Под утро дом кашлял. Дом был блочный, с хорошей слышимостью. Подобно лаю деревенских собак, в звучании простуженного дома наблюдался необъяснимый порядок и периодичность, словно бы их определял незримый дирижёр. По его указке в тишине вдруг раздавалось визгливое старческое покашливание, ему вторил в той же тональности кашель ребёнка, затем трещал бадейный баритон, и вот уже здание грохало на все лады, наполненное десятками кашлей, оханьем, треском, скрипом пружин. И вдруг - снова утихало, чтобы через определённый интервал повториться в той же последовательности.
Александр Сергеевич Савостин давным-давно начинал службу в новом микрорайоне и кончал в новом, только на другом краю города. Отделение милиции занимало три квартиры на первом этаже. Он слушал кашель и рисовал на листе писчей бумаги кораблик с длинной заводской трубой. Он любил рисовать кораблики.

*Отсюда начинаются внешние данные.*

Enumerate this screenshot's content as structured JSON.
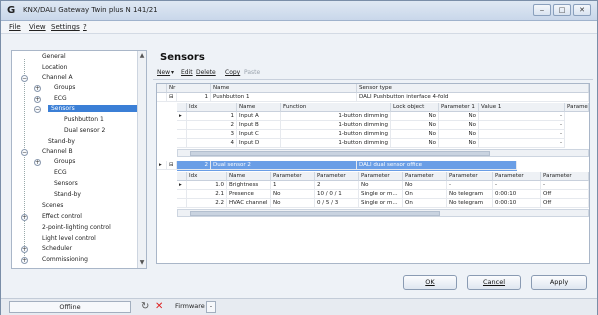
{
  "window": {
    "title": "KNX/DALI Gateway Twin plus N 141/21",
    "controls": {
      "minimize": "‒",
      "maximize": "□",
      "close": "✕"
    }
  },
  "menu": {
    "items": [
      "File",
      "View",
      "Settings",
      "?"
    ]
  },
  "tree": {
    "items": [
      {
        "label": "General",
        "level": 0
      },
      {
        "label": "Location",
        "level": 0
      },
      {
        "label": "Channel A",
        "level": 0
      },
      {
        "label": "Groups",
        "level": 1
      },
      {
        "label": "ECG",
        "level": 1
      },
      {
        "label": "Sensors",
        "level": 1,
        "selected": true
      },
      {
        "label": "Pushbutton 1",
        "level": 2
      },
      {
        "label": "Dual sensor 2",
        "level": 2
      },
      {
        "label": "Stand-by",
        "level": 1
      },
      {
        "label": "Channel B",
        "level": 0
      },
      {
        "label": "Groups",
        "level": 1
      },
      {
        "label": "ECG",
        "level": 1
      },
      {
        "label": "Sensors",
        "level": 1
      },
      {
        "label": "Stand-by",
        "level": 1
      },
      {
        "label": "Scenes",
        "level": 0
      },
      {
        "label": "Effect control",
        "level": 0
      },
      {
        "label": "2-point-lighting control",
        "level": 0
      },
      {
        "label": "Light level control",
        "level": 0
      },
      {
        "label": "Scheduler",
        "level": 0
      },
      {
        "label": "Commissioning",
        "level": 0
      }
    ]
  },
  "panel": {
    "title": "Sensors",
    "toolbar": {
      "new": "New",
      "edit": "Edit",
      "delete": "Delete",
      "copy": "Copy",
      "paste": "Paste"
    }
  },
  "grid": {
    "headers": {
      "nr": "Nr",
      "name": "Name",
      "sensor_type": "Sensor type"
    },
    "sensors": [
      {
        "nr": "1",
        "name": "Pushbutton 1",
        "type": "DALI Pushbutton interface 4-fold"
      },
      {
        "nr": "2",
        "name": "Dual sensor 2",
        "type": "DALI dual sensor office"
      }
    ],
    "sub1": {
      "headers": [
        "Idx",
        "Name",
        "Function",
        "Lock object",
        "Parameter 1",
        "Value 1",
        "Paramet"
      ],
      "rows": [
        [
          "1",
          "Input A",
          "1-button dimming",
          "No",
          "No",
          "-"
        ],
        [
          "2",
          "Input B",
          "1-button dimming",
          "No",
          "No",
          "-"
        ],
        [
          "3",
          "Input C",
          "1-button dimming",
          "No",
          "No",
          "-"
        ],
        [
          "4",
          "Input D",
          "1-button dimming",
          "No",
          "No",
          "-"
        ]
      ]
    },
    "sub2": {
      "headers": [
        "Idx",
        "Name",
        "Parameter",
        "Parameter",
        "Parameter",
        "Parameter",
        "Parameter",
        "Parameter",
        "Parameter"
      ],
      "rows": [
        [
          "1.0",
          "Brightness",
          "1",
          "2",
          "No",
          "No",
          "-",
          "-",
          "-"
        ],
        [
          "2.1",
          "Presence",
          "No",
          "10 / 0 / 1",
          "Single or m...",
          "On",
          "No telegram",
          "0:00:10",
          "Off"
        ],
        [
          "2.2",
          "HVAC channel",
          "No",
          "0 / 5 / 3",
          "Single or m...",
          "On",
          "No telegram",
          "0:00:10",
          "Off"
        ]
      ]
    }
  },
  "buttons": {
    "ok": "OK",
    "cancel": "Cancel",
    "apply": "Apply"
  },
  "status": {
    "connection": "Offline",
    "firmware": "Firmware",
    "firmware_value": "-"
  }
}
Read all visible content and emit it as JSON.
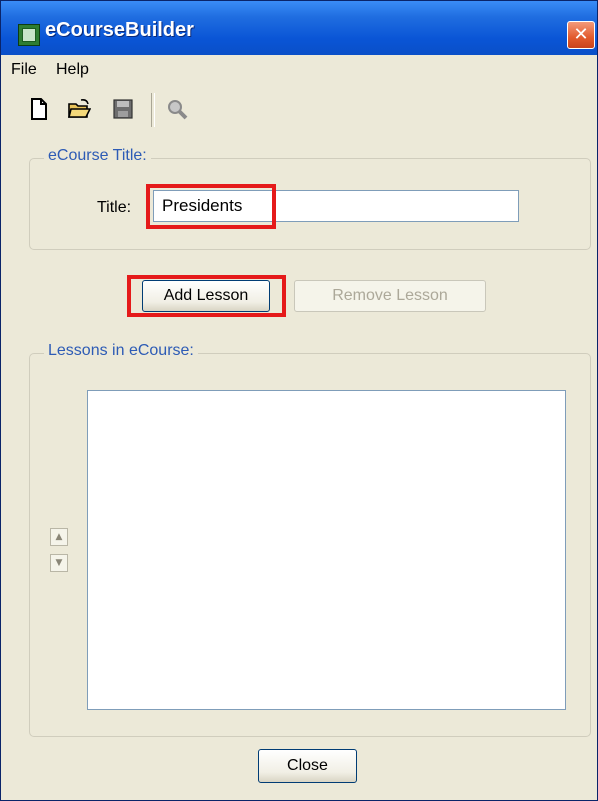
{
  "window": {
    "title": "eCourseBuilder",
    "close_glyph": "✕"
  },
  "menu": {
    "items": [
      "File",
      "Help"
    ]
  },
  "toolbar": {
    "icons": [
      "new-document-icon",
      "open-folder-icon",
      "save-icon",
      "search-icon"
    ]
  },
  "course_title_group": {
    "label": "eCourse Title:",
    "field_label": "Title:",
    "field_value": "Presidents"
  },
  "buttons": {
    "add_lesson": "Add Lesson",
    "remove_lesson": "Remove Lesson",
    "close": "Close"
  },
  "lessons_group": {
    "label": "Lessons in eCourse:",
    "items": [],
    "move_up_glyph": "▲",
    "move_down_glyph": "▼"
  },
  "colors": {
    "highlight": "#e51a1a",
    "group_label": "#2d5bb5",
    "titlebar": "#0a55d6",
    "window_bg": "#ece9d8"
  }
}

- Начальник, выпускай, в норме я, - позвал из камеры дядька, привезённый ночью.
"В норме, в форме", - машинально повторил капитан Савостин, затушевывая трубу.
Несмотря на открытую форточку, в дежурке стояла духота, от туалета несло хлоркой. Савостин вытер носовым платком узкий, выдающийся лоб, потную лысину с редким сивым пушком. Доканчивал он дежурство один, отпустив помощника, сержанта Боброва, встречать тёщу, прибывающую ранним утром из Гродно.
Часы показывали семь минут восьмого. Стало светать. Желток пыльной, тусклой лампочки, которую давно собирались заменить на более яркую, отражался в пыльных стёклах единственного окна, взятого снаружи арматурной решёткой. За окном проглядывал сизый заснеженный двор, штабель горбыля, бетономешалка, контейнеры с помоями.
Это было последнее дежурство - в субботу намечались торжественные проводы капитана на заслуженный отдых. Савостин поставил на палубу круглого человечка с огуречной головой и стал думать о садовом участке. Теперь можно посвятить ему всё свободное время и трудиться там не по выходным, не в отпусках, а когда хочешь. Савостин планировал, что этой же весной выроет в подвале погреб, в огороде - яму для компоста, покроет шифером крышу пристройки и уборной. Выросший в деревне, он умел плотничать, копать, малярить, любил землю.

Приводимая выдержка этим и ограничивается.